NEW YORK (Reuters) - The president of Exxon Mobil Corp's pipeline unit said the company still does not know the cause of a pipeline leak that has sent about 1,000 barrels of oil into Montana's Yellowstone River, but that it may change the way it conducts pipeline safety reviews.
"This will give us additional information to think about when we consider doing risk assessments on any line that has a river crossing anywhere in the country," Gary Pruessing, president of ExxonMobil Pipeline Co said during a press conference in Laurel, Montana.
Exxon does not own any other underwater pipelines in the region, he said.
On Sunday, Exxon said it shut down a crude oil pipeline after as many as 1,000 barrels of crude oil leaked into the Yellowstone River in Montana. The oil company has estimated that from 750 to 1,000 barrels of oil were released before the leak was detected.

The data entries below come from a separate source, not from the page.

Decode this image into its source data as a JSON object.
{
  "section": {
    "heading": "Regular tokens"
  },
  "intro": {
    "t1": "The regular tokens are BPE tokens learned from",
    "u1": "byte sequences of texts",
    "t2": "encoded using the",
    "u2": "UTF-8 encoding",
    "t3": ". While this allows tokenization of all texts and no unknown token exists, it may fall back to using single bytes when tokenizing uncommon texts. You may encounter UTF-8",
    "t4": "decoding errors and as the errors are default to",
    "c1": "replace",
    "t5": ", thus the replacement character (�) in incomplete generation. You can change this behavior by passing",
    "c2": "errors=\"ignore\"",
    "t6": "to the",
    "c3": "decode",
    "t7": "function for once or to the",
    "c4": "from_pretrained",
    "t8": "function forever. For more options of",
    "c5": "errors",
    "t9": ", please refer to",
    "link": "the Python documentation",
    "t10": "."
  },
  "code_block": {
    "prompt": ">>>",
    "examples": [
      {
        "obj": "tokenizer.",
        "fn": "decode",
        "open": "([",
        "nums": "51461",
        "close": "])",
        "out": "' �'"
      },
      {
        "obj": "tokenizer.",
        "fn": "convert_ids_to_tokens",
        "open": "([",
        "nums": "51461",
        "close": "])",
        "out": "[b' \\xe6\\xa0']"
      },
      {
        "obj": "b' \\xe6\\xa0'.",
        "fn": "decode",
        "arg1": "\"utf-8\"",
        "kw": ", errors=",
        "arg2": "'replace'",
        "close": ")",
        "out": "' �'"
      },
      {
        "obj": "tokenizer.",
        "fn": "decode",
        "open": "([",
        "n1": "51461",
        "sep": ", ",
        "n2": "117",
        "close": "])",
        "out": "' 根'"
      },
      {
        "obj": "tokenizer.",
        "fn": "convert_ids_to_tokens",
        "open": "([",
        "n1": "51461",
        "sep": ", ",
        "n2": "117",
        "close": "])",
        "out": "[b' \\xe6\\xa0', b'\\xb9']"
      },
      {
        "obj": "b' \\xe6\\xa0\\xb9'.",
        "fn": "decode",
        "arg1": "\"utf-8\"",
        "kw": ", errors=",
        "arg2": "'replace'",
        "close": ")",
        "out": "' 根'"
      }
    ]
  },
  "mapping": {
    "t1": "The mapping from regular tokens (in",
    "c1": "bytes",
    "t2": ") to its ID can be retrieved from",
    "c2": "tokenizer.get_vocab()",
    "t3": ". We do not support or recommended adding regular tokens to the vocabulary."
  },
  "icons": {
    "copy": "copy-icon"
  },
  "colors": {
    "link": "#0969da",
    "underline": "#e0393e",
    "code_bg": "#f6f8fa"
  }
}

One barrel of oil is equivalent to 42 gallons (163 liters).
The leak followed a company shutdown of the pipeline in May after the city of Laurel had safety concerns due to the rising levels of the river from rain and runoff.
"At the time we shut down the line ... and went down and did a further risk assessment to make sure the site, based on the technical knowledge we had, was something we'd feel comfortable to run," Pruessing said. "We restarted the line feeling like we had a safe operation."